Similar Species & How to Tell Them Apart
The King Eider, which shares range in the high Arctic, has males with an orange frontal shield and blue-grey crown rather than the Common Eider's green nape wash, and its black-and-white body pattern is arranged differently, with a more black-dominated back. Female King Eiders show more crescent-shaped (rather than fine vermiculated) barring and a shorter bill profile, though feather-only separation of females is difficult. Other large sea ducks like Common Scoter lack any white body feathers in males, being essentially all black, easily ruling out confusion with male Eider. Down feathers from domestic geese or other waterfowl lack the fine, tightly clumping structure that makes true eiderdown distinctively springy and cohesive.

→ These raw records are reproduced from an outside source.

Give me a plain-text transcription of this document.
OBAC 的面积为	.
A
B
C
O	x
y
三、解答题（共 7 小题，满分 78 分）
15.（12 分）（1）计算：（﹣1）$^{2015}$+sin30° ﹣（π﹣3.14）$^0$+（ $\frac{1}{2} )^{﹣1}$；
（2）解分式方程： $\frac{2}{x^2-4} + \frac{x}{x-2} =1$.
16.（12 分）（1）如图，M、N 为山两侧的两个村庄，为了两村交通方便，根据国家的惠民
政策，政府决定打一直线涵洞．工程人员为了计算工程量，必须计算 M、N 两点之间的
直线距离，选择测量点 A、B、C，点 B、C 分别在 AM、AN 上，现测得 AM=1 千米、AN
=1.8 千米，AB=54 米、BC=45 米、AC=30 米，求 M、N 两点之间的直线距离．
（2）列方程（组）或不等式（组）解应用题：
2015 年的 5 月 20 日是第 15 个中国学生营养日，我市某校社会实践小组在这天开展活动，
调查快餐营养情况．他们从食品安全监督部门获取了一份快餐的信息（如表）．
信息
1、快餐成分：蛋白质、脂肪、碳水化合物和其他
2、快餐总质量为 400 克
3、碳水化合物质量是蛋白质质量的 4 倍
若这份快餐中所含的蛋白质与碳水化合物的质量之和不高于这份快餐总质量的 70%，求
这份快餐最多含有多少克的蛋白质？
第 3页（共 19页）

Where & When You'll Find Them
Common Eiders breed along Arctic and subarctic coastlines of North America, Europe, and Asia, nesting in dense colonies on rocky islands and headlands close to the sea, and winter along temperate coastlines somewhat farther south, often in large rafts on open water. Down and body feathers are most concentrated near breeding colonies during late spring and summer, when females line their nests heavily with down plucked from their own breast, while flight feathers can be found year-round along wintering coastlines, with a molt-related flightless period typically in late summer.
Frequently asked questions
What makes eiderdown different from regular down feathers?
Eiderdown is exceptionally fine, fluffy, and cohesive, with tiny hooked barbules that let tufts cling together and trap air remarkably well, giving it far higher warmth-to-weight than down from most other birds.
How do I tell a male from a female Common Eider feather?
Males show stark, clean-edged black-and-white feathers often with a pale green wash near the head; females are entirely warm brown with fine, dense dark-brown crescent barring for camouflage.
Could this be a King Eider feather instead?
Check for an orange frontal shield or blue-grey crown pattern, which King Eider males show instead of the Common Eider's green nape wash; the black-and-white body pattern is also arranged somewhat differently.
Why are the feathers so large?
Common Eider is the largest duck in the Northern Hemisphere, so its flight and body feathers are correspondingly bigger and more robust than those of typical dabbling or diving ducks.
When is down most likely to be found near a colony?
Late spring through summer, when incubating females line their nests heavily with down plucked from their own breast.